In other words, to the computer being infected, it looks as if it’s receiving a normal update from Microsoft, through the normal update process — when, in fact, neither of those things is true.
This is called a man-in-the-middle attack, and the fact that someone has pulled it off with Windows Update is an eye-opener, to say the least. The silver lining is that it’s a narrow attack, targeting computers in Iran and other parts of the Middle East.
However, researchers are describing it as an unsettling precedent, and a potential nightmare.
“Having a Microsoft code signing certificate is the Holy Grail of malware writers. This has now happened,” writes F-Secure’s chief research officer, Mikko Hypponen, in a post explaining how the process works. “I guess the good news is that this wasn’t done by cyber criminals interested in financial benefit. They could have infected millions of computers. Instead, this technique has been used in targeted attacks, most likely launched by a Western intelligence agency.”
Microsoft over the weekend released an emergency security update to block software using the bogus digital signatures — the ones that made the nasty code appear to be authorized by Microsoft — and fixed the bug that allowed the signatures to be created.
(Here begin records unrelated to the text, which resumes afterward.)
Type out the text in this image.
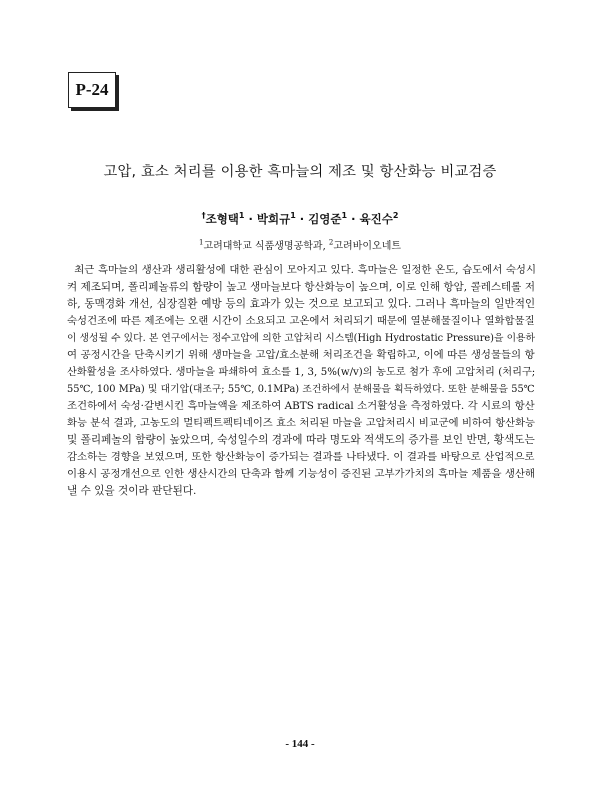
P-24
고압, 효소 처리를 이용한 흑마늘의 제조 및 항산화능 비교검증
†조형택$^1$ · 박희규$^1$ · 김영준$^1$ · 육진수$^2$
$^1$고려대학교 식품생명공학과, $^2$고려바이오네트
최근 흑마늘의 생산과 생리활성에 대한 관심이 모아지고 있다. 흑마늘은 일정한 온도, 습도에서 숙성시
켜 제조되며, 폴리페놀류의 함량이 높고 생마늘보다 항산화능이 높으며, 이로 인해 항암, 콜레스테롤 저
하, 동맥경화 개선, 심장질환 예방 등의 효과가 있는 것으로 보고되고 있다. 그러나 흑마늘의 일반적인
숙성건조에 따른 제조에는 오랜 시간이 소요되고 고온에서 처리되기 때문에 열분해물질이나 열화합물질
이 생성될 수 있다. 본 연구에서는 정수고압에 의한 고압처리 시스템(High Hydrostatic Pressure)을 이용하
여 공정시간을 단축시키기 위해 생마늘을 고압/효소분해 처리조건을 확립하고, 이에 따른 생성물들의 항
산화활성을 조사하였다. 생마늘을 파쇄하여 효소를 1, 3, 5%(w/v)의 농도로 첨가 후에 고압처리 (처리구;
55℃, 100 MPa) 및 대기압(대조구; 55℃, 0.1MPa) 조건하에서 분해물을 획득하였다. 또한 분해물을 55℃
조건하에서 숙성·갈변시킨 흑마늘액을 제조하여 ABTS radical 소거활성을 측정하였다. 각 시료의 항산
화능 분석 결과, 고농도의 멀티펙트펙티네이즈 효소 처리된 마늘을 고압처리시 비교군에 비하여 항산화능
및 폴리페놀의 함량이 높았으며, 숙성일수의 경과에 따라 명도와 적색도의 증가를 보인 반면, 황색도는
감소하는 경향을 보였으며, 또한 항산화능이 증가되는 결과를 나타냈다. 이 결과를 바탕으로 산업적으로
이용시 공정개선으로 인한 생산시간의 단축과 함께 기능성이 증진된 고부가가치의 흑마늘 제품을 생산해
낼 수 있을 것이라 판단된다.
- 144 -
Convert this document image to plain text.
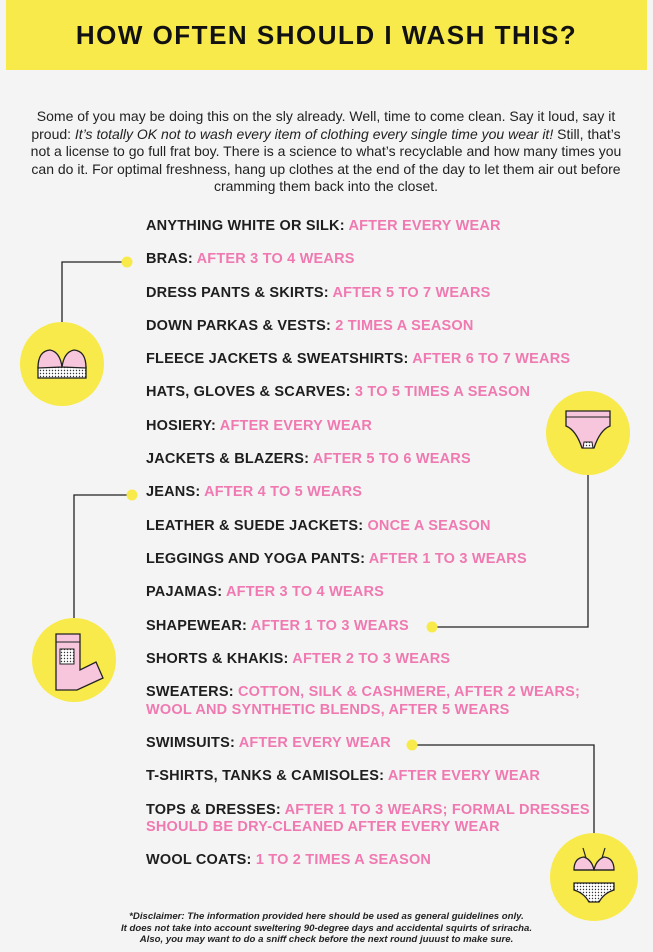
HOW OFTEN SHOULD I WASH THIS?

Some of you may be doing this on the sly already. Well, time to come clean. Say it loud, say it proud: It’s totally OK not to wash every item of clothing every single time you wear it! Still, that’s not a license to go full frat boy. There is a science to what’s recyclable and how many times you can do it. For optimal freshness, hang up clothes at the end of the day to let them air out before cramming them back into the closet.

ANYTHING WHITE OR SILK: AFTER EVERY WEAR
BRAS: AFTER 3 TO 4 WEARS
DRESS PANTS & SKIRTS: AFTER 5 TO 7 WEARS
DOWN PARKAS & VESTS: 2 TIMES A SEASON
FLEECE JACKETS & SWEATSHIRTS: AFTER 6 TO 7 WEARS
HATS, GLOVES & SCARVES: 3 TO 5 TIMES A SEASON
HOSIERY: AFTER EVERY WEAR
JACKETS & BLAZERS: AFTER 5 TO 6 WEARS
JEANS: AFTER 4 TO 5 WEARS
LEATHER & SUEDE JACKETS: ONCE A SEASON
LEGGINGS AND YOGA PANTS: AFTER 1 TO 3 WEARS
PAJAMAS: AFTER 3 TO 4 WEARS
SHAPEWEAR: AFTER 1 TO 3 WEARS
SHORTS & KHAKIS: AFTER 2 TO 3 WEARS
SWEATERS: COTTON, SILK & CASHMERE, AFTER 2 WEARS; WOOL AND SYNTHETIC BLENDS, AFTER 5 WEARS
SWIMSUITS: AFTER EVERY WEAR
T-SHIRTS, TANKS & CAMISOLES: AFTER EVERY WEAR
TOPS & DRESSES: AFTER 1 TO 3 WEARS; FORMAL DRESSES SHOULD BE DRY-CLEANED AFTER EVERY WEAR
WOOL COATS: 1 TO 2 TIMES A SEASON
*Disclaimer: The information provided here should be used as general guidelines only.
It does not take into account sweltering 90-degree days and accidental squirts of sriracha.
Also, you may want to do a sniff check before the next round juuust to make sure.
In a follow-up post yesterday acknowledging the latest revelations, Microsoft’s Security Response Center wrote that the company would be taking additional steps “to further harden Windows Update” against these kinds of attacks. The post by MSRC senior director Mike Reavey noted (emphasis added) …
The Flame malware used a cryptographic collision attack in combination with the terminal server licensing service certificates to sign code as if it came from Microsoft. However, code-signing without performing a collision is also possible. This is an avenue for compromise that may be used by additional attackers on customers not originally the focus of the Flame malware. In all cases, Windows Update can only be spoofed with an unauthorized certificate combined with a man-in-the-middle attack.
Aleks Gostev of Kaspersky Lab has a detailed technical explanation here, noting that the hijacking of Windows Update spreads the Flame virus across a network by leveraging a machine that has already been compromised.
Gostev explains, “When a machine tries to connect to Microsoft’s Windows Update, it redirects the connection through an infected machine and it sends a fake, malicious Windows Update to the client.”
He says the initial infection could still be happening by exploiting “zero-day” vulnerabilities, known security holes for which patches aren’t yet available.
Gostev notes that the latest revelations confirm Kaspersky’s initial belief that Flame is “one of the most interesting and complex malicious programs we have ever seen.”